Submission 4
AI-Supported Course-Level Quality Assurance in Higher Education
Presented by: Jason Myrick
Artificial intelligence (AI) is increasingly proposed as a means of supporting quality assurance (QA) and learning design review in higher education. While prior research has examined AI applications in learning analytics and student-facing systems, there remains limited empirical work investigating how AI interacts with professional judgment during course-level QA processes. In particular, little is known about how educators interpret, negotiate, or contest AI-generated analyses when conducting evaluative review tasks.
This paper presents an exploratory, human-centered microstudy examining AI-supported course-level quality assurance in undergraduate education. The study focuses on a single, authentic QA task: reviewing alignment between course learning outcomes (CLOs) and course assessments. Two review conditions are compared: a human-only review using established QA criteria and professional judgment, and an AI-supported review in which the same task is conducted with the assistance of AI-generated analytical prompts. In the AI-supported condition, AI outputs are explicitly positioned as advisory, with reviewers retaining full authority over all evaluative decisions.
Rather than treating agreement between human and AI judgments as an indicator of correctness, the study treats divergence as analytically meaningful. A discrepancy classification framework is used to examine patterns of agreement, disagreement, and interpretive negotiation between review conditions. Data collection is currently underway and includes alignment judgments, reviewer rationales, reflective notes, and time-on-task measures.

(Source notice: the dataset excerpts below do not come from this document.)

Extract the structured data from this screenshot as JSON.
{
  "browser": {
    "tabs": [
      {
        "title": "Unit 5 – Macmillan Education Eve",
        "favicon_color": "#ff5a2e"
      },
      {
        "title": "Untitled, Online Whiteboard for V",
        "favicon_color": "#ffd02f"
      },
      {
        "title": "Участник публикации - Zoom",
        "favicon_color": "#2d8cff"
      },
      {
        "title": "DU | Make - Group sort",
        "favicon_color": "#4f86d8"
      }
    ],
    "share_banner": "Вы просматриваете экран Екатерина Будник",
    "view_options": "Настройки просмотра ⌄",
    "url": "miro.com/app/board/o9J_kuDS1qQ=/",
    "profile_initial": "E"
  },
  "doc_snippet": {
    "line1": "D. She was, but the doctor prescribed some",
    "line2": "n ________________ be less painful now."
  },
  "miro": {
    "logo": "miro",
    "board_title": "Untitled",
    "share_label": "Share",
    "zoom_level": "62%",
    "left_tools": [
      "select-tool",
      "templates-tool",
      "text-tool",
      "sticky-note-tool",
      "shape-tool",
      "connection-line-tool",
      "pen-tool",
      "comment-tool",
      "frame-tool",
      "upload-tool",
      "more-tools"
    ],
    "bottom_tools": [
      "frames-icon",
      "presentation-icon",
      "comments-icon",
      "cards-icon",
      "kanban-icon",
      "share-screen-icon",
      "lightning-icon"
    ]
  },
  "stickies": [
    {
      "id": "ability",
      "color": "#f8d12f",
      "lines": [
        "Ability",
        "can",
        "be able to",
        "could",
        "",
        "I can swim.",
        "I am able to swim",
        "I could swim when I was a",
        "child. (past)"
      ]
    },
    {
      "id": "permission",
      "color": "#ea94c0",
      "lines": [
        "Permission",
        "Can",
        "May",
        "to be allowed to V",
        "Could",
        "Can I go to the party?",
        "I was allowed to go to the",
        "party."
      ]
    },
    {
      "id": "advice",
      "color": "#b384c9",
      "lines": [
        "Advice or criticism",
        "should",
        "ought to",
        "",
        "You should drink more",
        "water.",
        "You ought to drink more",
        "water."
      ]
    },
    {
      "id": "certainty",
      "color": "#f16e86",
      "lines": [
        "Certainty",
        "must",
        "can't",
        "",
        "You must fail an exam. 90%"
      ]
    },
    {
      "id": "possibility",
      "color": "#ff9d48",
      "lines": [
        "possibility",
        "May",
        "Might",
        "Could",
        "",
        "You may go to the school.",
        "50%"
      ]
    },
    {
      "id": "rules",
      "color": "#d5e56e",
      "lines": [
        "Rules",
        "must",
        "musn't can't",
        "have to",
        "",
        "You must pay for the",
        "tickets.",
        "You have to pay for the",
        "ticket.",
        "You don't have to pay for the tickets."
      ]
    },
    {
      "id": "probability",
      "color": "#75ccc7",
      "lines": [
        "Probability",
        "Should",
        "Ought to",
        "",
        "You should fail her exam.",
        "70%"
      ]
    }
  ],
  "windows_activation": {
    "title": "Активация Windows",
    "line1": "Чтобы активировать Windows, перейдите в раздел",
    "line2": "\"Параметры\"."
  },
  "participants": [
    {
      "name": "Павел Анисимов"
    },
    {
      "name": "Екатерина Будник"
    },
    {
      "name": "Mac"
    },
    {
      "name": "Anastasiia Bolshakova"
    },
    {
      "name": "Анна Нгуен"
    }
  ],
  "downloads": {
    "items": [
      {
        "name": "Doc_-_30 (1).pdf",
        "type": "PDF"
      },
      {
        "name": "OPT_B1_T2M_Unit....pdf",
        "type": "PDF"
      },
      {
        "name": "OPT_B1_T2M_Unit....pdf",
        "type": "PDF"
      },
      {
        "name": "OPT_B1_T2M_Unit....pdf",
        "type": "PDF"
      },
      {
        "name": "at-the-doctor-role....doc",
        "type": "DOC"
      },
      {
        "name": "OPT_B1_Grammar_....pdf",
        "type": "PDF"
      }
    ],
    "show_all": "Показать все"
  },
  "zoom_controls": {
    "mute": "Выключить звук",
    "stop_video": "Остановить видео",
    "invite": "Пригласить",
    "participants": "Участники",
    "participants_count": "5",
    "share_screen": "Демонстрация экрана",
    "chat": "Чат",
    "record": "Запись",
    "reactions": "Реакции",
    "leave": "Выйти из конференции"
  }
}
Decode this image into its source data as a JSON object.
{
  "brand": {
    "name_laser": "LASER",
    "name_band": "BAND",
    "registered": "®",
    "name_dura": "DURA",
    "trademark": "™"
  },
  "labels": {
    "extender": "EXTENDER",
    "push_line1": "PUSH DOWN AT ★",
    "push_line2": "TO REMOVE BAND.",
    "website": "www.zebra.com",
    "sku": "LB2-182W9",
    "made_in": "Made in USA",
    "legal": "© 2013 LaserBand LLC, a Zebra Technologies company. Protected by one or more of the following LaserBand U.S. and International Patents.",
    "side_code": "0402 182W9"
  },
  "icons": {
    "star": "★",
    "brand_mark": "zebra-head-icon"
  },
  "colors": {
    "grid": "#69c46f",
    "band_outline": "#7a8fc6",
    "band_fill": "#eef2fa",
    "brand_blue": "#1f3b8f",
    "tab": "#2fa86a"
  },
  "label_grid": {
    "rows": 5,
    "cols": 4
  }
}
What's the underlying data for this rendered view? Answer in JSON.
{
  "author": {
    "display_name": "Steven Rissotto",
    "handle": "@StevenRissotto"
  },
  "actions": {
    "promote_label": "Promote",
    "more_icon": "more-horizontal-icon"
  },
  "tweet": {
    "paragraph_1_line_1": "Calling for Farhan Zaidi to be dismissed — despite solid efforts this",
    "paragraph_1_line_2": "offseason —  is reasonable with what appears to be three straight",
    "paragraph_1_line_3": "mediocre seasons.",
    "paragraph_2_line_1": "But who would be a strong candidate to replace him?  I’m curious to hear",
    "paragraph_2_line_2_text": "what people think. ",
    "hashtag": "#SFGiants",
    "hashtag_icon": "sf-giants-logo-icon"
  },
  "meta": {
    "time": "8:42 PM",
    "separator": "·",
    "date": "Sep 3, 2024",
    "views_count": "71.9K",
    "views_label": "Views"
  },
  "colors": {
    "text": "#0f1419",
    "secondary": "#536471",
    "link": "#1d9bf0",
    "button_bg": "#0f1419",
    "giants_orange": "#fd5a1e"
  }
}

By foregrounding professional reasoning and contextual interpretation, this work contributes a structured empirical approach for studying human-AI interaction in quality assurance contexts. The study demonstrates the feasibility of small-scale comparative designs in under-researched domains and contributes to ongoing discussions around human-centered AI, responsible adoption, and the role of professional judgment in higher education quality assurance processes.